Crown Minerals group manager Adam Feeley told EnergyReview.net that the case had been adjourned for the filing of affidavits and documents following Tuesday’s teleconference regarding scheduling and the likely time required for a hearing.
“However, the next material step may not be for many months, as the High Court is very busy with other civil cases,” Feeley said.
ExxonMobil has asked the High Court to rule on the wrangle involving seismic data shot about two years ago by a Fugro-Geoteam survey for the partners in the former Bounty Oil-operated licence PEP 38215. ExxonMobil later acquired the licence.

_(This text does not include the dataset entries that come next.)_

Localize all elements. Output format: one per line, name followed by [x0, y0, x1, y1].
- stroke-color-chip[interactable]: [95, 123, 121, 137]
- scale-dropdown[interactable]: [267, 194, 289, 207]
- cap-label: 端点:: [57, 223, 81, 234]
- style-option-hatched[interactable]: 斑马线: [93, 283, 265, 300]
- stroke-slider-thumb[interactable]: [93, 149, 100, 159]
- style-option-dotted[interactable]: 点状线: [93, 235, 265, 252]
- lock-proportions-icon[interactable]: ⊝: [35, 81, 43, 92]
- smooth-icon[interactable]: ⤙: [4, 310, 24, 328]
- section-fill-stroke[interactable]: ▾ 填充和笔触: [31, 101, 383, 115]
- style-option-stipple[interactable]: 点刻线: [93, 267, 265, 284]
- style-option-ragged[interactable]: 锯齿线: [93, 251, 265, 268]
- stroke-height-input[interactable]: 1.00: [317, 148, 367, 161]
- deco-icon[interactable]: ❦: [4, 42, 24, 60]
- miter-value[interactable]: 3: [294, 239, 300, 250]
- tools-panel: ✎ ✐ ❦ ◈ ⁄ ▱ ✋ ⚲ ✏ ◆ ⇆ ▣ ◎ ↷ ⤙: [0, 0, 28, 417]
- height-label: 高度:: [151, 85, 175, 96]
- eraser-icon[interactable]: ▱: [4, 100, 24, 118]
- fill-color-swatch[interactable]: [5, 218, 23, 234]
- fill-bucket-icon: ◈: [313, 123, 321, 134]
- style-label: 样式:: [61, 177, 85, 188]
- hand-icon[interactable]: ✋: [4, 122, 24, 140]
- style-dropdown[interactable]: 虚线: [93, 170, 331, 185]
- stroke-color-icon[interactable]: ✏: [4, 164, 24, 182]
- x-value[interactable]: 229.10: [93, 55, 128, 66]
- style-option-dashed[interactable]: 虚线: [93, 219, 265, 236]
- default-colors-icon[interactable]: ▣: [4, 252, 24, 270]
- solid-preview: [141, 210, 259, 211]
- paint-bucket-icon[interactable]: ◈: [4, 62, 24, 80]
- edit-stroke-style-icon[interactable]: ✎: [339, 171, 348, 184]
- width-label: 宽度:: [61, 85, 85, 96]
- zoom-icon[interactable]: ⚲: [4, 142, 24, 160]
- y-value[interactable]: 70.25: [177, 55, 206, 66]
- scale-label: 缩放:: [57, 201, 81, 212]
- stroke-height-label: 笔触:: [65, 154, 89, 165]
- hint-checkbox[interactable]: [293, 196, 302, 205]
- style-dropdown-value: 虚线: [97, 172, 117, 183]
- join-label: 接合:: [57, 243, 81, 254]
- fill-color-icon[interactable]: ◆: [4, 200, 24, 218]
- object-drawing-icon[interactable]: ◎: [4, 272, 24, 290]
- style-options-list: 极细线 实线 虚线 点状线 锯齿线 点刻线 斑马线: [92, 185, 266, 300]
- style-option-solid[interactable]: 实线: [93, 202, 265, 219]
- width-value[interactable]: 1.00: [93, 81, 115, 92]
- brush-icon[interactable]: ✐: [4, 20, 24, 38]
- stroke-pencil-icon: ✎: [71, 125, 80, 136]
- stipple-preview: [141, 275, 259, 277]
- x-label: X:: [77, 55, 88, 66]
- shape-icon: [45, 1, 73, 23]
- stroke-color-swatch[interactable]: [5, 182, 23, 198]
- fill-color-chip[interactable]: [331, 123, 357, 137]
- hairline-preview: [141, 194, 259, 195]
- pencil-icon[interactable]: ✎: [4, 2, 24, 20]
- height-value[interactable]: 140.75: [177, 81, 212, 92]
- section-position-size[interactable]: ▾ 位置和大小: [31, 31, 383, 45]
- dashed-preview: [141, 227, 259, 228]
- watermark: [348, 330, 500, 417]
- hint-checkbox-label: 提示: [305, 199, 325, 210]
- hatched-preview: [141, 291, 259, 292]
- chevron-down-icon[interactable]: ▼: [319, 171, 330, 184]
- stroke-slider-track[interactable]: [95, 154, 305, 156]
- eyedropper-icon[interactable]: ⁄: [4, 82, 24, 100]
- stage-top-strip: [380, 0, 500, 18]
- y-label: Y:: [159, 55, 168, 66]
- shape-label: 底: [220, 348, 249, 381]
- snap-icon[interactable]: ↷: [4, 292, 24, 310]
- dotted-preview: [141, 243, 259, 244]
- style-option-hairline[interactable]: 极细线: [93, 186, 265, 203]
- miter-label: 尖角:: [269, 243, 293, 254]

The dispute centres on Crown Minerals’ demands that ExxonMobil make available all PEP 38215 data as usually is required by joint ventures that relinquish licences or have them revoked. But the oil giant says it was never a partner in the permit and is therefore not legally required to surrender the seismic data it reportedly paid $US3.2 million ($A4.5 million) for last year.
Feeley declined to say why Crown Minerals did not buy the disputed data from Fugro, using part of the government’s $NZ15 million ($A12.5 million) allocation for offshore seismic acquisition, to avoid a costly court case.
“I am not going there. That will be set out in our affidavits,” he said.
Perth-based Bounty Oil is also pursuing legal avenues of redress for what it believes was unfair treatment by Crown Minerals regarding revocation of the permit last year. The first steps in Bounty’s fight are scheduled to be taken in the High Court in mid-May.
Feeley said he did not believe either the Bounty or ExxonMobil court actions would cause problems for the upcoming Great South Basin Blocks offers. Forty blocks covering about 360,000 square kilometres of the Southern Ocean will be available.
Whether Bounty’s former PEP 38215 permit area would be part of the available acreage would be determined by the court, Feeley said.
The Polar Duke seismic vessel acquired about 2000km of 2D seismic in early 2004 for Bounty, which was to be free-carried through a farm-out to British company Electro Silica. But the UK company never fulfilled its licence obligations and Fugro-Geoteam later sold the data to ExxonMobil.
Crown Minerals is hoping to attract a lot of international attention to the frontier Great South Basin, which has been very lightly explored. Seven wells drilled there in the 1970s and 1980s all had significant oil or gas-condensate shows, but with a prevailing price of crude of about $US10-15 per barrel, they were plugged and abandoned as sub-economic finds.